Tot slot speelt ook wantrouwen jegens de politie een grote rol. Dit kan bijvoorbeeld voortkomen uit negatieve ervaringen met de politie in het verleden, angst om in vreemdelingendetentie te komen of het vermoeden dat de politie corrupt is wanneer dit zo was in het land van herkomst. Wanneer we beleid gaan maken om ongedocumenteerde slachtoffers van mensenhandel te helpen om terecht te komen bij bijvoorbeeld gemeentelijke voorzieningen, moeten we dus eerst en vooral rekening houden met de zeer beperkte aangiftebereidheid en ook hen ondersteunen voor wie dat een reële drempel is.
Volgens fractievoorzitter Don Ceder betekent dit dat slachtoffers makkelijker terecht moeten kunnen bij de gemeente en andere overheidsinstanties zonder dat men eerst aangifte hoeft te doen bij de politie: “En dat kan gewoon. Momenteel zou het namelijk mogelijk zijn om gemeentelijke hulp ook beschikbaar te maken voor zij die vermoedelijk slachtoffer zijn mensenhandel. Alleen is het probleem daarbij dat vermoedelijk slachtofferschap nog niet voldoende is gedefinieerd en daarom niet als basis kan dienen voor gemeentelijke hulp aan ongedocumenteerde slachtoffers van mensenhandel die geen aangifte kunnen of durven doen.”
Slachtofferschap hangt momenteel namelijk samen met het doen van aangifte en een strafrechtelijk proces. In 2018 en 2019 is er een landelijke pilot “multidisciplinaire advisering slachtofferschap mensenhandel” uitgevoerd. De pilot hield in dat een groep experts de aannemelijkheid van slachtofferschap vaststelde bij individuen. Dit gebeurde aan de hand van een onafhankelijke en multidisciplinaire beoordeling door een subcommissie van deskundigen. De pilot is helaas niet doorgezet, voornamelijk vanwege financiële redenen.

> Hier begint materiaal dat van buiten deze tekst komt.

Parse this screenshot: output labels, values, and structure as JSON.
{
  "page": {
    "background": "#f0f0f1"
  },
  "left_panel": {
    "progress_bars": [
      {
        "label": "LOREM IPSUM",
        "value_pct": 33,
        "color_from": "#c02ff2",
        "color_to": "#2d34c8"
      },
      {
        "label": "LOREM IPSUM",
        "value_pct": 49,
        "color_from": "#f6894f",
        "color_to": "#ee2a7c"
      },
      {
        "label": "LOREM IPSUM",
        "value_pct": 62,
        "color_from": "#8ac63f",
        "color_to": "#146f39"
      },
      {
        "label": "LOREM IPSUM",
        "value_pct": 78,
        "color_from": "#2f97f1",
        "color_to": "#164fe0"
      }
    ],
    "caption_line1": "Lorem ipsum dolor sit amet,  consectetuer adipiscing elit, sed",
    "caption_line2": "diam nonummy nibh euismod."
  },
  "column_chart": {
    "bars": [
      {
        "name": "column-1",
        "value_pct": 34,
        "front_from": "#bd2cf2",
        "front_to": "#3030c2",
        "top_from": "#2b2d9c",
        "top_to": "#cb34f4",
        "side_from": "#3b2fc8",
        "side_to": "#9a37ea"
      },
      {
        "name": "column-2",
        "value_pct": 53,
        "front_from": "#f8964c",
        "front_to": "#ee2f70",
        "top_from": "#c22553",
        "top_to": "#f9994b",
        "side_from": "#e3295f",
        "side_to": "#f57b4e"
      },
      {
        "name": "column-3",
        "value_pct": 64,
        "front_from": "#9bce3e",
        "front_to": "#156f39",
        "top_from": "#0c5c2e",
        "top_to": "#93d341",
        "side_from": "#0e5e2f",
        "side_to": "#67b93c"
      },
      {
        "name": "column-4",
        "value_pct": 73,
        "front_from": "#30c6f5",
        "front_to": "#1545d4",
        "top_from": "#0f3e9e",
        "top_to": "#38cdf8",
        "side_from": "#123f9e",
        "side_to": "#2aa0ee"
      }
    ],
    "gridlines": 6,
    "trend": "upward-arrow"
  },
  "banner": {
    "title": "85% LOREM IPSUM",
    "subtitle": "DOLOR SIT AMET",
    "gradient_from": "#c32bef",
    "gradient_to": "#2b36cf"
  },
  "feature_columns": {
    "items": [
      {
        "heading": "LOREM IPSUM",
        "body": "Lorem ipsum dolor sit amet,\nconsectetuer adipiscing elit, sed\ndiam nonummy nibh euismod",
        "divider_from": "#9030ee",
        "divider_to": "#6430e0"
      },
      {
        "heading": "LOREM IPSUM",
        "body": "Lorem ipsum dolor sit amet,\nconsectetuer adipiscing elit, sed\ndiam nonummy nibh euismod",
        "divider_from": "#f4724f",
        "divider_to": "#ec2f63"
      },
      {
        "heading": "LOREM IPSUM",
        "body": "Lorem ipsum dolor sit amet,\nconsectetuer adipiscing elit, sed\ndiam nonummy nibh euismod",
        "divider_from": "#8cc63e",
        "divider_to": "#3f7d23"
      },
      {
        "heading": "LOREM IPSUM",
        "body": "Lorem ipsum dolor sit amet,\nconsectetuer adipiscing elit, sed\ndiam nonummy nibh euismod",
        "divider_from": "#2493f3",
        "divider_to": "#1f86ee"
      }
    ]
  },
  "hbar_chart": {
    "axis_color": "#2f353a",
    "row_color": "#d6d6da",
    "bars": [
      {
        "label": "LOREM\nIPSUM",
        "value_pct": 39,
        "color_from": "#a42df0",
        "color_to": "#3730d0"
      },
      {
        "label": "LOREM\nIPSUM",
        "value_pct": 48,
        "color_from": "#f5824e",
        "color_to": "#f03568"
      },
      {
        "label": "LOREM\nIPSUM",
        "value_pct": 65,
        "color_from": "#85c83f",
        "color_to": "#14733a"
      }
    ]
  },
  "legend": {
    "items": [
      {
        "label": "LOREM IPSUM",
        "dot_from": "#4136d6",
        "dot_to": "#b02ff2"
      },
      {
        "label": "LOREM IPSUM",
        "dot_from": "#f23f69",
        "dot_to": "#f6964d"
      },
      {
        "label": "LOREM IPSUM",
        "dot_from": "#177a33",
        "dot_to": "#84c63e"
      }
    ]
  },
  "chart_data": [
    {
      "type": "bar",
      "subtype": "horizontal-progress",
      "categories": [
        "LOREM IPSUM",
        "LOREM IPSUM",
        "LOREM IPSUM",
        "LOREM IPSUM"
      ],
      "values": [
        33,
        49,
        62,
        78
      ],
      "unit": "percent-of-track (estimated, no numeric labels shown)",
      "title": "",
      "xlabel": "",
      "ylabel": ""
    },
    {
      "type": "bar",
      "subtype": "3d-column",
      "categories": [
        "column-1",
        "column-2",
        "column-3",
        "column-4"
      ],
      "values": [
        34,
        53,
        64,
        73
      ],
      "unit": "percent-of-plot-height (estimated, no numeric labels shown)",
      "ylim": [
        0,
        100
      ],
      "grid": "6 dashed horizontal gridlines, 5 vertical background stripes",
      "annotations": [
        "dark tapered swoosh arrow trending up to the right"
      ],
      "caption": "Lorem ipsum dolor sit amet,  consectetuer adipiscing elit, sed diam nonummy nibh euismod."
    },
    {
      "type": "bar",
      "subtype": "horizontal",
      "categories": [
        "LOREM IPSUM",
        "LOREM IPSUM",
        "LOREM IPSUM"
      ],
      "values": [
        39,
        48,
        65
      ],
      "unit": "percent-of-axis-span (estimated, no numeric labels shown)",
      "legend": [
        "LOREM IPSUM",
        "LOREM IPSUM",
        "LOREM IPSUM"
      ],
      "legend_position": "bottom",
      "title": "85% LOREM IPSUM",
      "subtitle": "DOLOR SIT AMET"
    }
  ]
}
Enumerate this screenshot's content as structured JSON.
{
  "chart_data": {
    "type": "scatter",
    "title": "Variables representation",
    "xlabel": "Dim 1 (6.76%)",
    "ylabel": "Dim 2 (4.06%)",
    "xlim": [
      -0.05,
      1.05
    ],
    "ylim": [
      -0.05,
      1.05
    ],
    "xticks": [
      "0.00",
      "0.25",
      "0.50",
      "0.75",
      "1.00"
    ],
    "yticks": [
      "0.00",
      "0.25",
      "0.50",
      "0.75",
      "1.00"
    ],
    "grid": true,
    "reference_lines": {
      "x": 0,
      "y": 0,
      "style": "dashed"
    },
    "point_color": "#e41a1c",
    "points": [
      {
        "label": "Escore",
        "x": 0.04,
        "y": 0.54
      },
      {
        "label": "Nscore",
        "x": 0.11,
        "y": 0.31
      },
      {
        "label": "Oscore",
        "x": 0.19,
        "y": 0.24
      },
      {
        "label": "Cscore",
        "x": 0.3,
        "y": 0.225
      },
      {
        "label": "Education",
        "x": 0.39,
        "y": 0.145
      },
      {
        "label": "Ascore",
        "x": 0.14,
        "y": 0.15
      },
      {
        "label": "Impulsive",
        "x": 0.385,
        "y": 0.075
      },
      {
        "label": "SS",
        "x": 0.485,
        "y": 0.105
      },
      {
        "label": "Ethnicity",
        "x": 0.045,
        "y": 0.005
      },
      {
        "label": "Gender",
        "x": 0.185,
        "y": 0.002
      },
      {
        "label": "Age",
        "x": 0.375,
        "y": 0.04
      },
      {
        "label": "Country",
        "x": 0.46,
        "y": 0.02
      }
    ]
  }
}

Ongedocumenteerde slachtoffers van seksuele uitbuiting uit de gemeente Amsterdam hebben ook gebruik gemaakt van de genoemde pilot, veelal met succes. En inmiddels hebben de afgelopen jaren verschillende partijen, waaronder de Nationaal Rapporteur Mensenhandel, GRETA , opvanginstellingen, als ook NGO’s en advocatuur gepleit om het identificeren van slachtoffers van mensenhandel los te koppelen van de instanties die zich ook bezighouden met opsporing en vervolging. Ceder: “Gemeenten moeten daarom zorgen dat zij zelf in staat zijn om vermoedelijk slachtofferschap vast te stellen, bijvoorbeeld door een zorgcoördinator hier specifiek voor op te leiden of een groep van experts samen te stellen.”
Raadslid Ceder: “Er wordt al heel wat gedaan als het om het bestrijden van mensenhandel gaat, maar we zijn er nog niet. En deze knelpunten aanpakken zal juist de meest kwetsbare groep helpen. En daarom moeten we pleiten voor een goed beleid wat overzichtelijk is en waar hulpverleners makkelijk bij kunnen aanhaken. Daarbij moet slachtofferschap losgekoppeld worden van het doen van aangifte en moeten gemeenten ervoor zorgen dat men dan alsnog terecht kan bij gemeentelijke voorzieningen zoals opvang en begeleiding. Zodat iedereen die vastzit in mensenhandel een kans krijgt om bevrijd te worden, met of zonder documenten.”
Het is nu aan het college van burgemeester en wethouders om een reactie te schrijven op het voorstel van de ChristenUnie. Daarna wordt er in de raad over gedebatteerd en gestemd.